When the field shifts, so do the bristles, and together they can force a fluid into unlikely directions, even against gravity.
Each micro hair, made of nickel, is about 70 microns high and 25 microns wide — about one-fourth the diameter of a human hair. The researchers fabricated an array of the micro hairs onto an elastic, transparent layer of silicone.
In experiments, the magnetically activated material directed not just the flow of fluid, but also light — much as window blinds tilt to filter the sun. Researchers say the work could lead to waterproofing and anti-glare applications, such as “smart windows” for buildings and cars.
“You could coat this on your car windshield to manipulate rain or sunlight,” says Yangying Zhu, a graduate student in MIT’s Department of Mechanical Engineering in a press release.

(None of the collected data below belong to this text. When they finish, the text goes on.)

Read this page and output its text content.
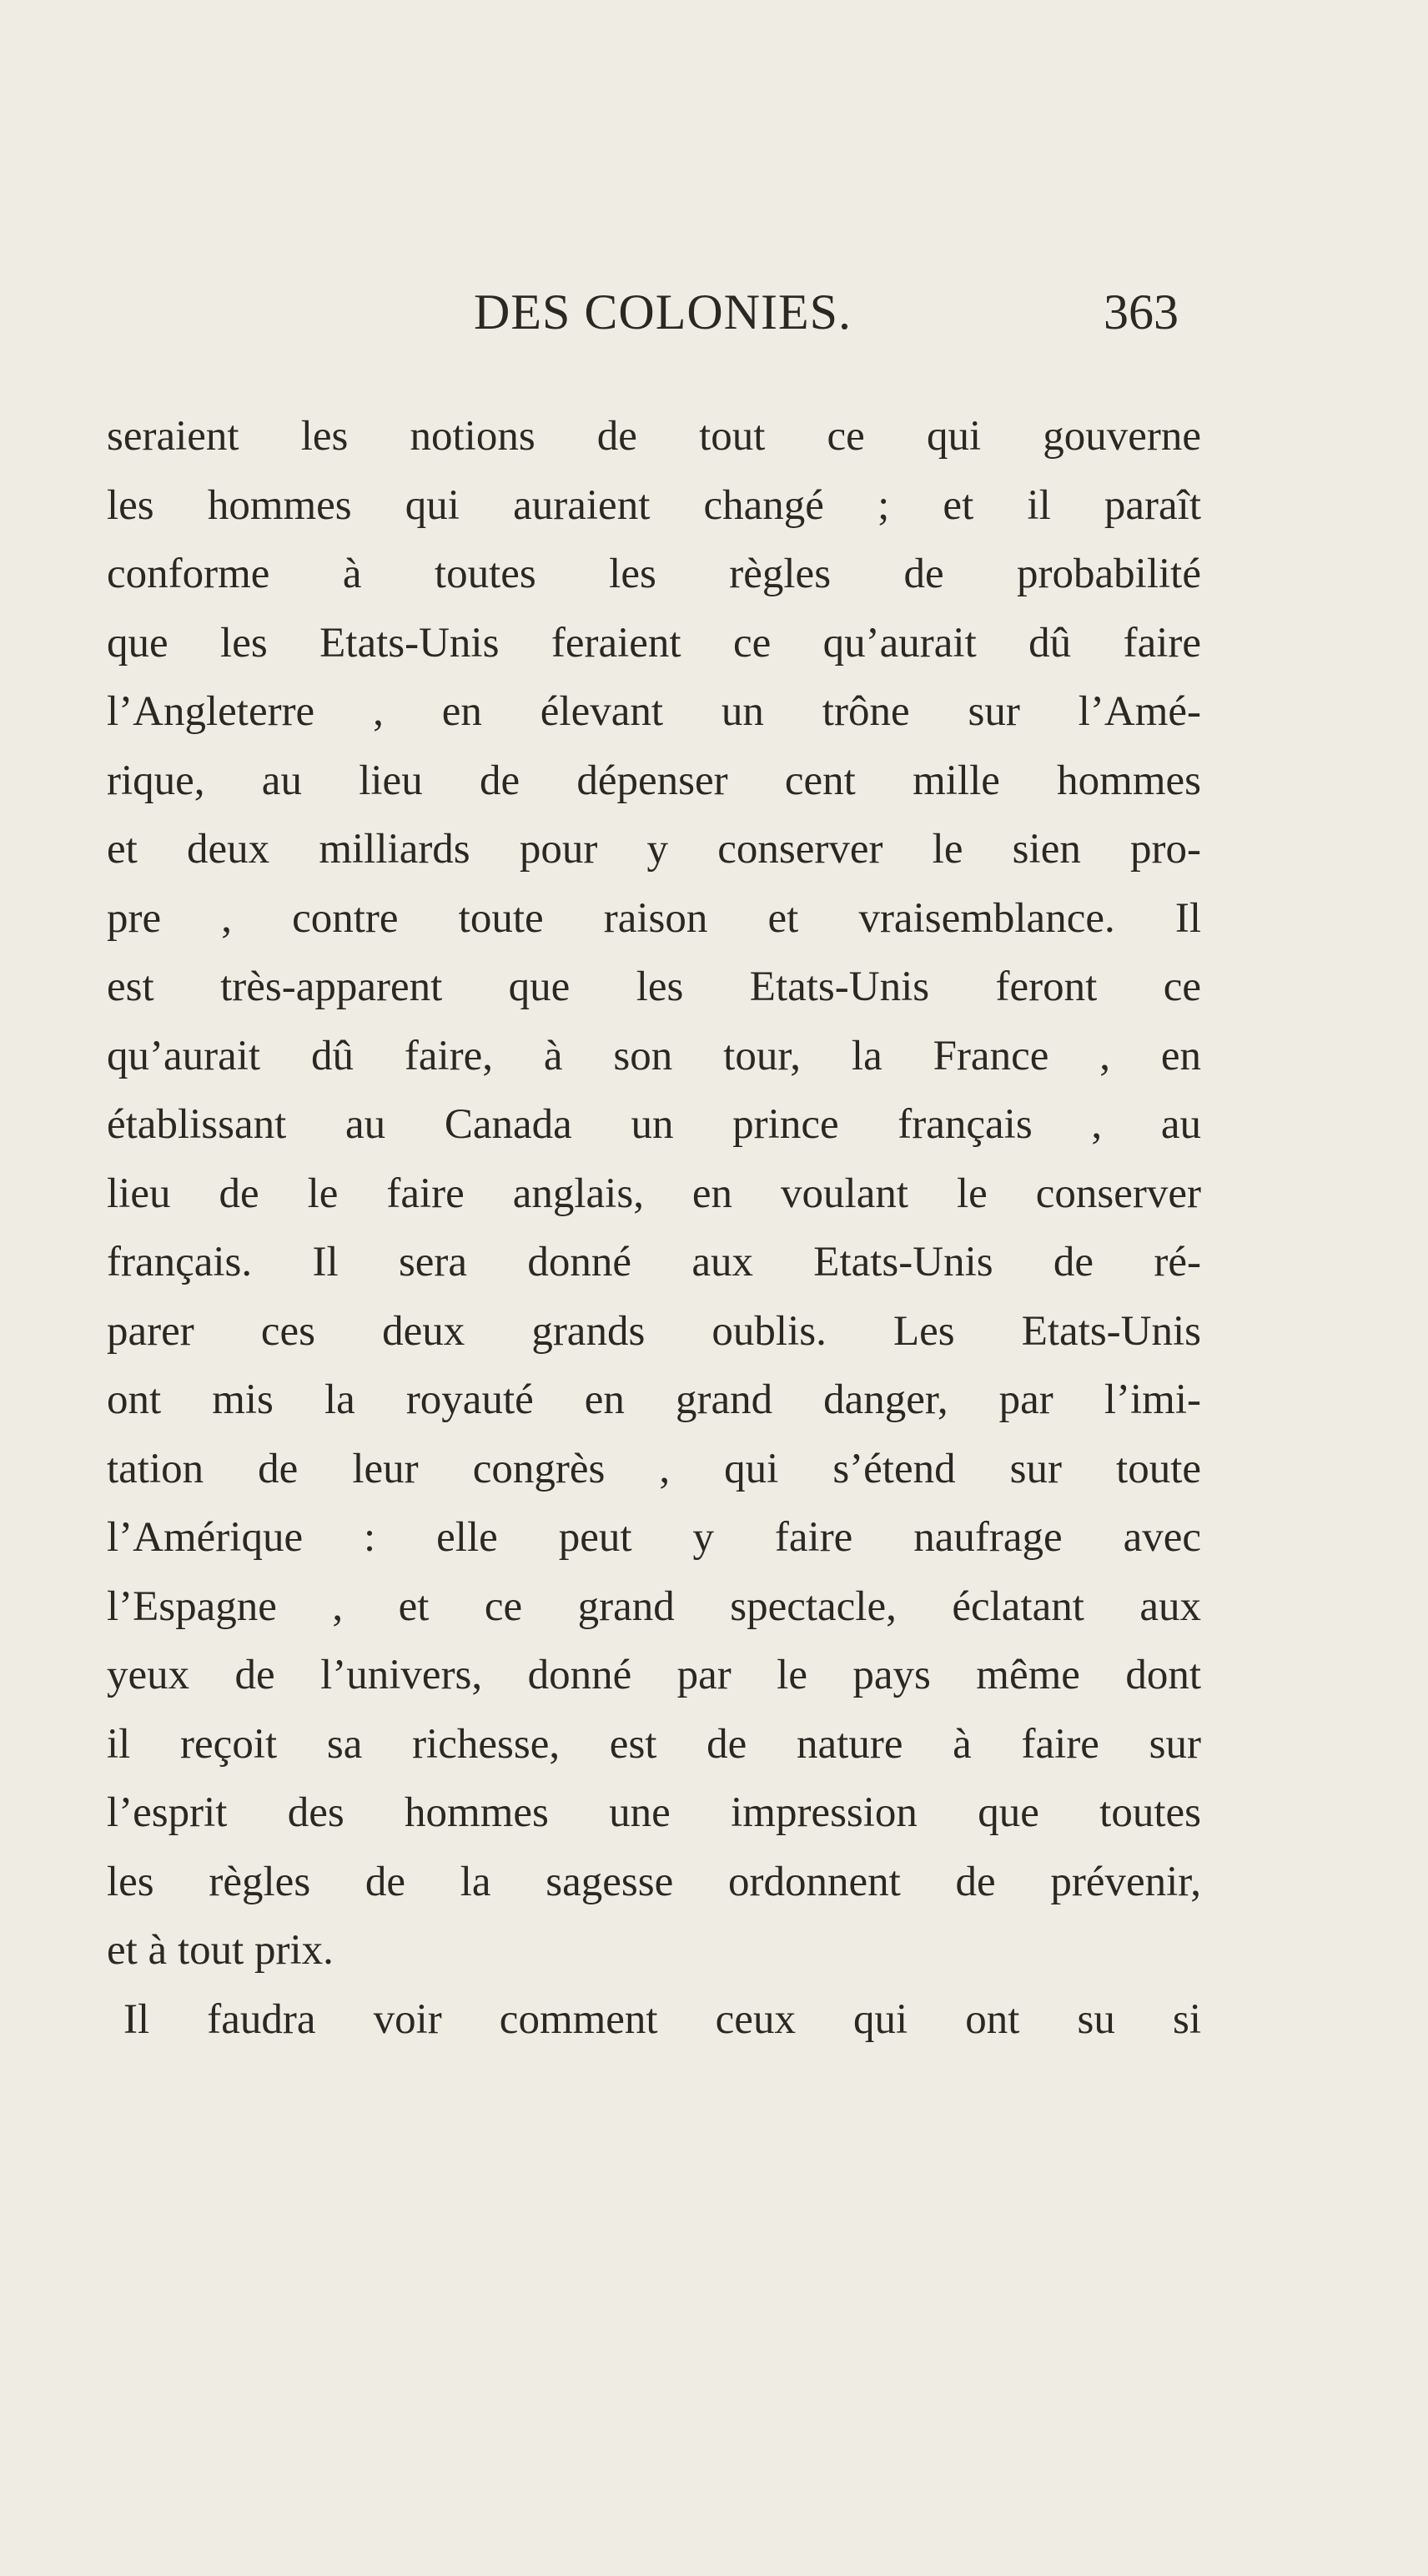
DES COLONIES.	363
seraient les notions de tout ce qui gouverne
les hommes qui auraient changé ; et il paraît
conforme à toutes les règles de probabilité
que les Etats-Unis feraient ce qu’aurait dû faire
l’Angleterre , en élevant un trône sur l’Amé-
rique, au lieu de dépenser cent mille hommes
et deux milliards pour y conserver le sien pro-
pre , contre toute raison et vraisemblance. Il
est très-apparent que les Etats-Unis feront ce
qu’aurait dû faire, à son tour, la France , en
établissant au Canada un prince français , au
lieu de le faire anglais, en voulant le conserver
français. Il sera donné aux Etats-Unis de ré-
parer ces deux grands oublis. Les Etats-Unis
ont mis la royauté en grand danger, par l’imi-
tation de leur congrès , qui s’étend sur toute
l’Amérique : elle peut y faire naufrage avec
l’Espagne , et ce grand spectacle, éclatant aux
yeux de l’univers, donné par le pays même dont
il reçoit sa richesse, est de nature à faire sur
l’esprit des hommes une impression que toutes
les règles de la sagesse ordonnent de prévenir,
et à tout prix.
Il faudra voir comment ceux qui ont su si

“So you could filter how much solar radiation you want coming in, and also shed raindrops. This is an opportunity for the future.”
The team of engineers believe that the material also holds the potential to be embedded in lab-on-a-chip devices to magnetically direct the flow of cells and other biological material through a diagnostic chip’s micro channels.
In experiments, the team piped a water solution through a syringe and onto the micro hair array. Under a magnetic field, the liquid only flowed in the direction in which the pillars tilted, while being highly “pinned,” or fixed, in all other directions — an effect that was even seen when the researchers stood the array against a wall. Through a combination of surface tension and tilting pillars, water climbed up the array, following the direction of the pillars.
Since the material’s underlying silicone layer is transparent, the group also explored the array’s effect on light. Zhu shone a laser through the material while tilting the pillars at various angles, and found she could control how much light passed through, based on the angle at which the pillars bent.
According to her, more complex magnetic fields could be designed to create intricate tilting patterns throughout an array. Such patterns may be useful in directing cells through a microchip’s channels, or wicking moisture from a windshield. Since the material is flexible, Wang says that it may even be woven into fabric to create rain-resistant clothing.
“A nice thing about this substrate is that you can attach it to something with interesting contours,” said co-author Evelyn Wang, an associate professor of mechanical engineering.
“Or, depending on how you design the magnetic field, you could get the pillars to close in like a flower. You could do a lot of things with the same platform.”